なのに、きっとため息を聞かれてしまった。
「悩むよ~。
人生なんて、悩みの連続だよ。」
「人生語っちゃってるよ。」
「語るほど、人生経験ないけどね。」
「そんなことないと思うけど。」
「もう、わからなすぎて。」
「考えすぎなんじゃない?」
「考えないわけには…。」
考えてるつもりだったのに、実は全然考えられてなかった結果が今の状況なんだから。
「考えなくていいってこともないと思うけど、考えたからその通りになるってわけでもないじゃん?」
「…。」
「ハナさん、最近なんかずっと緊張してるっていうか、無理してるっていうか…。」
「う。」
「カズマはなんか遠慮してるし?」
「遠慮?」
「うん。わかんないけど、そんな感じがしてた。」
「…。」
「そんなに気負わなくても大丈夫だよ?」
「気負ってなんて…。
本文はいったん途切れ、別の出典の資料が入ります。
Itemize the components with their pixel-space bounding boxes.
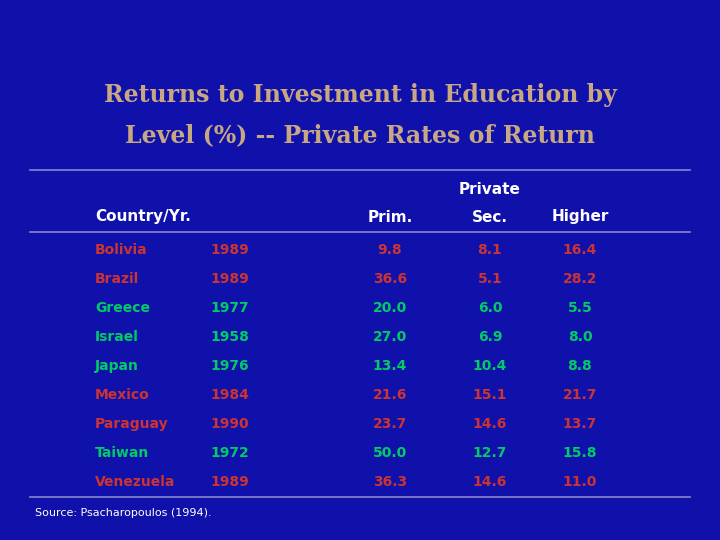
Text: 28.2: 28.2 [563,272,598,286]
Text: Higher: Higher [552,210,608,225]
Text: 6.9: 6.9 [478,330,503,344]
Text: 15.8: 15.8 [563,446,598,460]
Text: 36.3: 36.3 [373,475,407,489]
Text: 14.6: 14.6 [473,417,507,431]
Text: 23.7: 23.7 [373,417,407,431]
Text: 20.0: 20.0 [373,301,407,315]
Text: Sec.: Sec. [472,210,508,225]
Text: Bolivia: Bolivia [95,243,148,257]
Text: 13.4: 13.4 [373,359,408,373]
Text: 8.1: 8.1 [477,243,503,257]
Text: 21.7: 21.7 [563,388,597,402]
Text: Returns to Investment in Education by: Returns to Investment in Education by [104,83,616,107]
Text: 1984: 1984 [210,388,249,402]
Text: 10.4: 10.4 [473,359,507,373]
Text: 16.4: 16.4 [563,243,597,257]
Text: 1989: 1989 [211,272,249,286]
Text: Paraguay: Paraguay [95,417,168,431]
Text: 1958: 1958 [210,330,249,344]
Text: 15.1: 15.1 [473,388,508,402]
Text: 36.6: 36.6 [373,272,407,286]
Text: Private: Private [459,183,521,198]
Text: 8.8: 8.8 [567,359,593,373]
Text: Israel: Israel [95,330,139,344]
Text: 1972: 1972 [211,446,249,460]
Text: 8.0: 8.0 [567,330,593,344]
Text: 27.0: 27.0 [373,330,407,344]
Text: 1977: 1977 [211,301,249,315]
Text: Source: Psacharopoulos (1994).: Source: Psacharopoulos (1994). [35,508,212,518]
Text: 13.7: 13.7 [563,417,597,431]
Text: 9.8: 9.8 [378,243,402,257]
Text: 5.1: 5.1 [477,272,503,286]
Text: Greece: Greece [95,301,150,315]
Text: Brazil: Brazil [95,272,139,286]
Text: 1976: 1976 [211,359,249,373]
Text: Japan: Japan [95,359,139,373]
Text: 1990: 1990 [211,417,249,431]
Text: 12.7: 12.7 [473,446,507,460]
Text: 14.6: 14.6 [473,475,507,489]
Text: Taiwan: Taiwan [95,446,149,460]
Text: 1989: 1989 [211,243,249,257]
Text: Level (%) -- Private Rates of Return: Level (%) -- Private Rates of Return [125,123,595,147]
Text: Venezuela: Venezuela [95,475,176,489]
Text: 11.0: 11.0 [563,475,597,489]
Text: Mexico: Mexico [95,388,150,402]
Text: 21.6: 21.6 [373,388,408,402]
Text: 1989: 1989 [211,475,249,489]
Text: 50.0: 50.0 [373,446,407,460]
Text: Country/Yr.: Country/Yr. [95,210,191,225]
Text: Prim.: Prim. [367,210,413,225]
Text: 5.5: 5.5 [567,301,593,315]
Text: 6.0: 6.0 [478,301,503,315]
」
ない、とは言い切れなくて、言葉につまる。
期待されたいと願うけれど、期待はズシリズシリと重みを増してくる。
もがけば、もがくほどに、絡み付いてまとわりついて、逃れられなくなる。
だけどそこには、悪意なんてない。
いつの間にか逃げ出そうとしている自分が、情けなくて弱い人間のように思えてくる。
「商店街のこと?
それとも、仕事のこと?」
「…両方?」
レンさんに声をかけてもらえて、嬉しかった。
だけど、私になにができるかなんて、全くわからない。
むしろ、今の状況で私にできることなんて、なにもないような気にすらなる。
仕事だって、危ういことにすら気づいていなかったんだから。